Tuesday, September 30, 2008

Robot abuse

Two BBC journalists have posted an intriguing video of an informal experiment carried out in what I guess is their journalistic HQ. The film shows them acting as mum and dad to a kind of robot dinosaur called a Pleo. I'm not sure what AI wizardry makes the Pleo's behaviour so lifelike, but it is certainly convincing. Of most interest to me, though, is the contrast the film draws between two parenting styles. The Pleo's manufacturers claim that the robot forms a personality on the basis of its early experiences, much as a human infant is thought to do. Under a loving, indulgent parental regime, the robot seems well-adjusted and contented. Under a harsh, abusive regime, it ends up lethargic and depressed. 

Plenty of interesting things emerge from this piece. Firstly, I'm struck by how good these journalists—we're not told whether they are parents themselves—are at playing the part of good parents. Instinctively, it seems, they do exactly what good parents everywhere do. We see evidence of motherese in their conversational styles: higher-pitched voices with exaggerated intonation. The Pleo gets gentle tactile stimulation and plenty of mind-minded linguistic input, concerned with the robot's emotional and cognitive states of mind. The 'parents' are keen to take the Pleo outside to expand its experiences. There is even a suggestion that these positive strokings give the Pleo the 'confidence' to go out and explore its environment: a hallmark of secure attachment behaviour. 

In the neglectful scenario, the parents play their roles in an equally, and scarily, convincing way.
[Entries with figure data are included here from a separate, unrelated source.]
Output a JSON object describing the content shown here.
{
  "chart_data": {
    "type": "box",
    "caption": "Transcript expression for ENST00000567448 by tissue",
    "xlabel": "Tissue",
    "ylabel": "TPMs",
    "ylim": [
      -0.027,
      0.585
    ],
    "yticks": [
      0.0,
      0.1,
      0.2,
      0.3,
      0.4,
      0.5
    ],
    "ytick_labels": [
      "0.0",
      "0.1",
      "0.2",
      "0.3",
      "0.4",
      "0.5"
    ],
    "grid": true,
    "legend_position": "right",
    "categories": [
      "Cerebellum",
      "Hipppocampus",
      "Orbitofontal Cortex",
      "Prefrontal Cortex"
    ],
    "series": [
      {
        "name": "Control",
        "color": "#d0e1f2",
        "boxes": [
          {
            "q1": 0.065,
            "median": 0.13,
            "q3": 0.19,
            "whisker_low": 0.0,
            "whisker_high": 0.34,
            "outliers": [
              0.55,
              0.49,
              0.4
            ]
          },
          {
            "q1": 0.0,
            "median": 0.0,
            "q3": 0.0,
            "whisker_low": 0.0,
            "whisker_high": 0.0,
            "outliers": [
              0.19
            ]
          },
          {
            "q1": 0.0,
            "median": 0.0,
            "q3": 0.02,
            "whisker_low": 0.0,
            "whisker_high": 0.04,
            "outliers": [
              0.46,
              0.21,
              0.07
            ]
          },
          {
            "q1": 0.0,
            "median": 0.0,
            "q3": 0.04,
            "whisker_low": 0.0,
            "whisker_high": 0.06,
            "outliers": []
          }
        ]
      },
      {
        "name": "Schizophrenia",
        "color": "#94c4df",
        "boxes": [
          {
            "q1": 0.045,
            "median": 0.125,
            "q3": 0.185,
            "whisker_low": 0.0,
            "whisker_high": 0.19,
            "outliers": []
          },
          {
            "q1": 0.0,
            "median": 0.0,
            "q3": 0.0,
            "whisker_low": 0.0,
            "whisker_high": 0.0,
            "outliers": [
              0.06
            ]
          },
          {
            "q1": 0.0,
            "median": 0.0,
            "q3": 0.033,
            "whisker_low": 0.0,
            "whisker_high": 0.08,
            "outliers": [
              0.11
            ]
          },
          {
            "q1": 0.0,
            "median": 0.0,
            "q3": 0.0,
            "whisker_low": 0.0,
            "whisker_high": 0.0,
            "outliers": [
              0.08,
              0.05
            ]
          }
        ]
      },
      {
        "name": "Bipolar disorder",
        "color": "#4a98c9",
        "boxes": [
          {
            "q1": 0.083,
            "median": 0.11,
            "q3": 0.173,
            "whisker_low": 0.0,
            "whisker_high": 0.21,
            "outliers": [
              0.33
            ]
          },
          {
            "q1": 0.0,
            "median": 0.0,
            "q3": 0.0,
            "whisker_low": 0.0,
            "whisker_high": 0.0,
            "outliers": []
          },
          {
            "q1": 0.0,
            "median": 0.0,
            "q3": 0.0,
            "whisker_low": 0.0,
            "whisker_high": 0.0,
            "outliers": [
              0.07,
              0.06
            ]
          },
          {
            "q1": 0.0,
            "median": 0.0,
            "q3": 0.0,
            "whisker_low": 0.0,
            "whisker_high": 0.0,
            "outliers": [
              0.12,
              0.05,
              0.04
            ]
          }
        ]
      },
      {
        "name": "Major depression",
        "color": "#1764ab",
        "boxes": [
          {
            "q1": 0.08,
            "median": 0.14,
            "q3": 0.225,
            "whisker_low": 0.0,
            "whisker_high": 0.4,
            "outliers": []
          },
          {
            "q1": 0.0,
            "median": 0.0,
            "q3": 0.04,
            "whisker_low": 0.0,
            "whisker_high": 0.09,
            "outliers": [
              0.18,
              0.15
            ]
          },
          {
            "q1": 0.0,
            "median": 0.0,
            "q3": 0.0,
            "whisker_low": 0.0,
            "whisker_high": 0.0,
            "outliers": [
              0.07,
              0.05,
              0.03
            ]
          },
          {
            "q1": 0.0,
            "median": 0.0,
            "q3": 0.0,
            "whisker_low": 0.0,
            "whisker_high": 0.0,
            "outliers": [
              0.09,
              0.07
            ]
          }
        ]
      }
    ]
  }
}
They try to pass the baby on to each other, making excuses for why they can't look after him. The poor robot baby is shunted around the office in the hope that someone will give him some time. 'He's a more reserved robot than in the parallel happy life,' the caption tells us. It might seem odd to attribute such human characteristics to something that we know to be a lump of electronic circuitry, but the emotional impression is powerful. 

As with so much of developmental psychology, the adults' actions are of as much interest as the baby's. The Pleo, of course, has been cleverly designed to press all the emotional buttons that a human baby does, with cute squeaks and ET-like eye-blinks. It reminded me of the wonderful Kismet robot created by MIT engineers:



The point about is Kismet is that it calls out certain reactions in us, just by behaving in a human-like way. One puzzle that developmental psychologists have to contend with is how parenting can possibly make any difference when the object of parental love—the newborn baby—seems to have so little to make a difference to. Here's a creature that—very broadly speaking—cannot see clearly, process information effectively, remember past experiences, have consciousness of its own self and so on. How can it possibly be shaped by such sensitive and subtle parental behaviours? The robot work gives us a clue how. A creature that starts off as a blob of unconscious circuitry might become conscious, just because we take it as being so. If that is so, then the Pleo's parents' efforts might not have been wasted after all.